We will get to that, but let’s start with the front page of the local newspaper, The Reporter, published Thursday, April 5, 1917, the day before the United States declared war on Germany.
There were a number of topics covered on the front page, but nothing about the war raging in Europe. That was covered later inside the paper. Instead there was an article about the County officers taking their oath. It included a photograph of Arthur R. Shirley. We will hear more about him and his family later.
The public was invited to inspect the new North Conway Loan & Banking Co. This is now the Met Coffee House and a display space for the Mount Washington Valley Arts Association.
There was a small notice about a whist party held to raise funds for Belgian relief.
There was an advertisement proclaiming the benefits of electricity over coal or wood.
There was a report on a masquerade ball held at the Masonic Hall, and a piano recital and other social events, but nothing about the war until page four.
On page four, we find some references to the war. After reporting on the health of A.C. Kennett, there was the news that Miss Marion Weston Cottle, a lawyer with offices in North Conway and Boston, offered to lead a cavalry regiment of women in case of war.
Page five had an article with the provacative headline “Danger from German Invasion” that explored the question of farmers in NH.
The North Conway Loan and Banking Co. was on the cover of the paper again in the next week’s edition on April 12. This time it included a photo
In this first issue since the declaration of war there were a number of notices for patriotic meetings, flag raising events, and a proclamation for a day of fasting.
Still no headline about the declaration itself,
In probably the longest and most detailed report about war preparations to date, (April 12, page 5) there was the news that New Hampshire College Professor W.C.O’Kane had been appointed to the state committee on the conservation of the food supply. He was to use his knowledge of “economic entomolgy” or applied study of insects to help insure adequate food for the war effort.
Who knew there was such a thing as “economic entomology?” This is in fact the same professor O’Kane mentioned in previous blog who embarked on a one hundred mile circuit in the White Mountains with Arthur Walden and his sled dog teams to study gypsy moths and their impact on the forest.
There was an article with the title, “Hurry-ups, Take Notice” warning that you can not marry to get out of your military obligation.
So there it is, all the news that’s fit to print from Conway’s local newspaper.

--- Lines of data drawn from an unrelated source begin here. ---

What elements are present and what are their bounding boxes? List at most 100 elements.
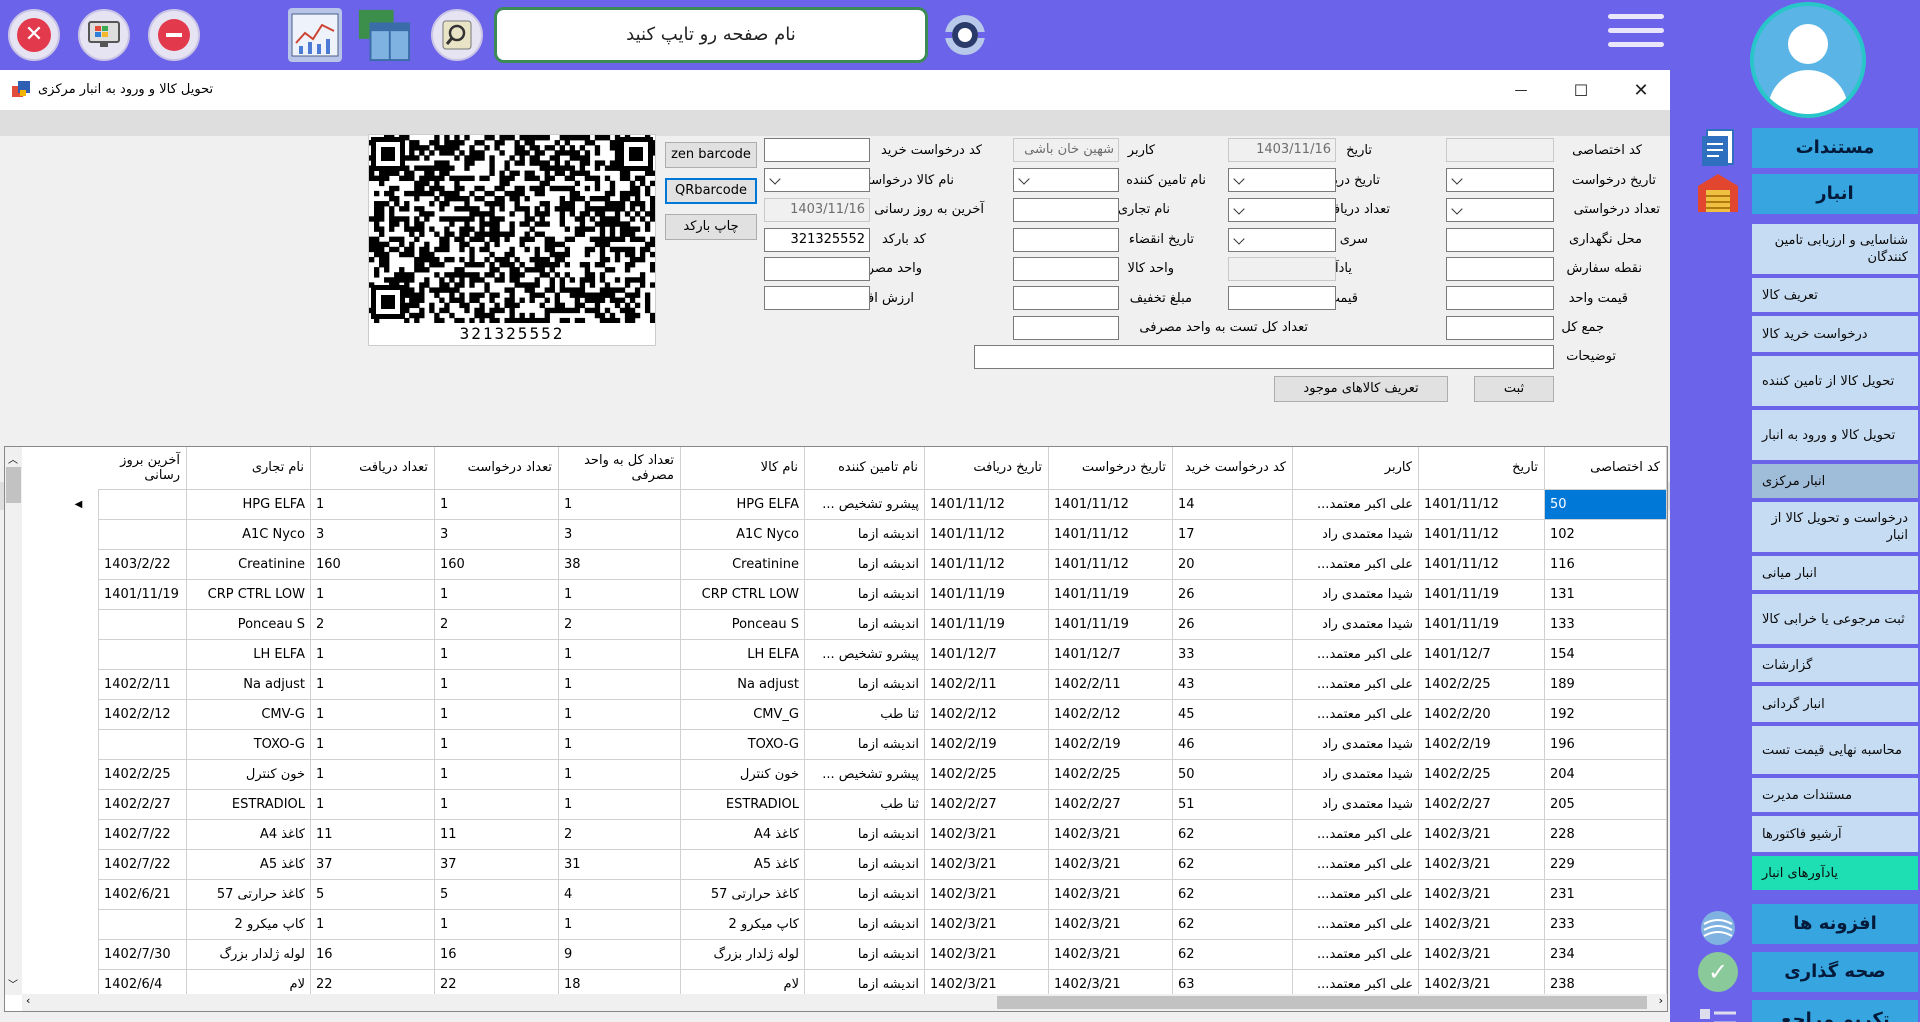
scroll-left-icon[interactable]: ‹ [26, 994, 30, 1007]
table-cell[interactable]: 1402/2/12 [924, 698, 1049, 730]
table-cell[interactable]: 1 [434, 488, 559, 520]
column-header[interactable]: کد درخواست خرید [1172, 447, 1293, 490]
search-tool-button[interactable] [431, 9, 483, 61]
minimize-button[interactable]: — [1498, 76, 1544, 104]
row-header[interactable] [59, 789, 99, 819]
table-cell[interactable]: 1402/3/21 [1048, 848, 1173, 880]
table-cell[interactable]: 62 [1172, 938, 1293, 970]
vahed-kala-field[interactable] [1013, 257, 1119, 281]
table-cell[interactable]: 1 [434, 698, 559, 730]
table-cell[interactable]: 1402/2/27 [98, 788, 187, 820]
page-search-input[interactable]: نام صفحه رو تایپ کنید [494, 7, 928, 63]
table-cell[interactable]: 1402/3/21 [924, 818, 1049, 850]
table-cell[interactable]: 1 [434, 578, 559, 610]
table-cell[interactable]: 1402/2/11 [1048, 668, 1173, 700]
table-cell[interactable]: 26 [1172, 608, 1293, 640]
row-header[interactable] [59, 699, 99, 729]
sidebar-item-warehouse-reminders[interactable]: یادآورهای انبار [1752, 856, 1918, 890]
table-cell[interactable]: شیدا معتمدی راد [1292, 728, 1419, 760]
stop-button[interactable] [148, 9, 200, 61]
table-cell[interactable]: 205 [1544, 788, 1667, 820]
table-row[interactable]: 196 1402/2/19 شیدا معتمدی راد 46 1402/2/19 14… [59, 728, 1667, 760]
table-cell[interactable]: 1402/2/20 [1418, 698, 1545, 730]
sidebar-main-validation[interactable]: صحه گذاری [1752, 952, 1918, 992]
table-cell[interactable]: CRP CTRL LOW [680, 578, 805, 610]
sidebar-main-plugins[interactable]: افزونه ها [1752, 904, 1918, 944]
table-cell[interactable]: 62 [1172, 818, 1293, 850]
arzesh-afzoode-field[interactable] [764, 286, 870, 310]
print-barcode-button[interactable]: چاپ بارکد [665, 214, 757, 240]
tedad-darkhasti-select[interactable] [1446, 198, 1554, 222]
row-header[interactable] [59, 939, 99, 969]
table-cell[interactable]: 196 [1544, 728, 1667, 760]
table-cell[interactable]: 1401/11/19 [1418, 608, 1545, 640]
row-header[interactable] [59, 729, 99, 759]
table-cell[interactable] [98, 908, 187, 940]
table-cell[interactable]: علی اکبر معتمد... [1292, 668, 1419, 700]
table-cell[interactable]: اندیشه ازما [804, 728, 925, 760]
table-cell[interactable]: CRP CTRL LOW [186, 578, 311, 610]
qrbarcode-button[interactable]: QRbarcode [665, 178, 757, 204]
table-cell[interactable]: 1402/3/21 [1048, 818, 1173, 850]
table-cell[interactable]: 1 [558, 698, 681, 730]
gheimat-kol-field[interactable] [1228, 286, 1336, 310]
table-cell[interactable]: علی اکبر معتمد... [1292, 488, 1419, 520]
table-cell[interactable]: HPG ELFA [186, 488, 311, 520]
table-row[interactable]: 116 1401/11/12 علی اکبر معتمد... 20 1401/11/… [59, 548, 1667, 580]
column-header[interactable]: کد اختصاصی [1544, 447, 1667, 490]
column-header[interactable]: نام تامین کننده [804, 447, 925, 490]
table-cell[interactable]: 1402/2/25 [1048, 758, 1173, 790]
table-cell[interactable]: 1 [558, 578, 681, 610]
table-cell[interactable]: 1402/3/21 [924, 878, 1049, 910]
table-cell[interactable]: علی اکبر معتمد... [1292, 638, 1419, 670]
tarikh-field[interactable]: 1403/11/16 [1228, 138, 1336, 162]
table-cell[interactable]: 1402/2/12 [98, 698, 187, 730]
table-cell[interactable]: 46 [1172, 728, 1293, 760]
table-cell[interactable]: 1 [310, 788, 435, 820]
table-cell[interactable]: 1401/11/19 [924, 578, 1049, 610]
column-header[interactable]: نام تجاری [186, 447, 311, 490]
table-cell[interactable]: 1401/11/12 [1048, 488, 1173, 520]
table-cell[interactable]: 16 [434, 938, 559, 970]
table-cell[interactable]: 3 [558, 518, 681, 550]
scroll-up-icon[interactable]: ︿ [8, 451, 18, 466]
code-ekhtesasi-field[interactable] [1446, 138, 1554, 162]
table-cell[interactable]: ESTRADIOL [186, 788, 311, 820]
table-cell[interactable]: 1 [558, 788, 681, 820]
sidebar-item-returns[interactable]: ثبت مرجوعی یا خرابی کالا [1752, 594, 1918, 644]
table-cell[interactable]: علی اکبر معتمد... [1292, 698, 1419, 730]
table-cell[interactable]: 51 [1172, 788, 1293, 820]
column-header[interactable]: کاربر [1292, 447, 1419, 490]
column-header[interactable]: نام کالا [680, 447, 805, 490]
akharin-update-field[interactable]: 1403/11/16 [764, 198, 870, 222]
table-cell[interactable]: 1402/3/21 [1418, 938, 1545, 970]
table-cell[interactable]: اندیشه ازما [804, 548, 925, 580]
table-cell[interactable]: 102 [1544, 518, 1667, 550]
table-cell[interactable]: Creatinine [680, 548, 805, 580]
table-cell[interactable]: 1401/11/12 [1048, 518, 1173, 550]
table-cell[interactable]: 11 [310, 818, 435, 850]
table-cell[interactable]: 1401/11/12 [1418, 548, 1545, 580]
table-cell[interactable]: 1402/7/30 [98, 938, 187, 970]
table-cell[interactable]: اندیشه ازما [804, 578, 925, 610]
table-cell[interactable]: 1401/11/12 [924, 548, 1049, 580]
vahed-masrafi-field[interactable] [764, 257, 870, 281]
avatar[interactable] [1750, 2, 1866, 118]
table-cell[interactable]: کاغذ A4 [680, 818, 805, 850]
yadavar-field[interactable] [1228, 257, 1336, 281]
table-cell[interactable]: 1 [558, 728, 681, 760]
table-cell[interactable]: 2 [434, 608, 559, 640]
table-cell[interactable]: 1402/2/11 [98, 668, 187, 700]
table-cell[interactable]: علی اکبر معتمد... [1292, 548, 1419, 580]
table-cell[interactable]: 1403/2/22 [98, 548, 187, 580]
row-header[interactable] [59, 669, 99, 699]
table-cell[interactable]: 1402/3/21 [1418, 848, 1545, 880]
table-cell[interactable]: 1402/2/11 [924, 668, 1049, 700]
table-cell[interactable]: 1401/11/12 [924, 488, 1049, 520]
maximize-button[interactable]: ☐ [1558, 76, 1604, 104]
sidebar-item-management-docs[interactable]: مستندات مدیرت [1752, 778, 1918, 812]
table-cell[interactable]: 11 [434, 818, 559, 850]
table-cell[interactable]: اندیشه ازما [804, 818, 925, 850]
table-cell[interactable]: 1402/2/25 [924, 758, 1049, 790]
table-cell[interactable] [98, 488, 187, 520]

However, there were also many other dramatic and revolutionary movements going on at the same time not mentioned in The Reporter.
One hundred years ago this month Marcel Duchamp created one of the most famous sculptures of all time. Hugo Ball presented Dada performances at the Voltaire in Zurich Switzerland.
Ironically, Lenin lived in exile close to the Cabaret Voltaire. The current issue of the Smithsonian magazine, details the triumphant return train trip Lenin took back to Russia to take power.
As we mentioned in a previous blog about the news from March 1917, Russian Czar Nicholas II abdicated his throne on March 15. The Reporter published the following editorial on March 22, “The world has made history fast the past week. The revolution in Russia, changing a dynasty of over 300 years existence to practically a republic was done in the twinkling of an eye, so to speak, and that without any bloodshed practically. It is a dream long held by the mass of the Russian poulace come true. And it is a conceded fact that if the people had had the reigns of government the past ten years or more in some of those central European countries there would have been no such barbarous war as the one now being waged. Germany is trembling in the balance lest the Russian revolution spread to the Kaiser’s domain. Let is come - the sooner the better. And when it does come the end of the war will come quick.”
Well it did come, and soon, but was it for the best? and did it help end the war quick?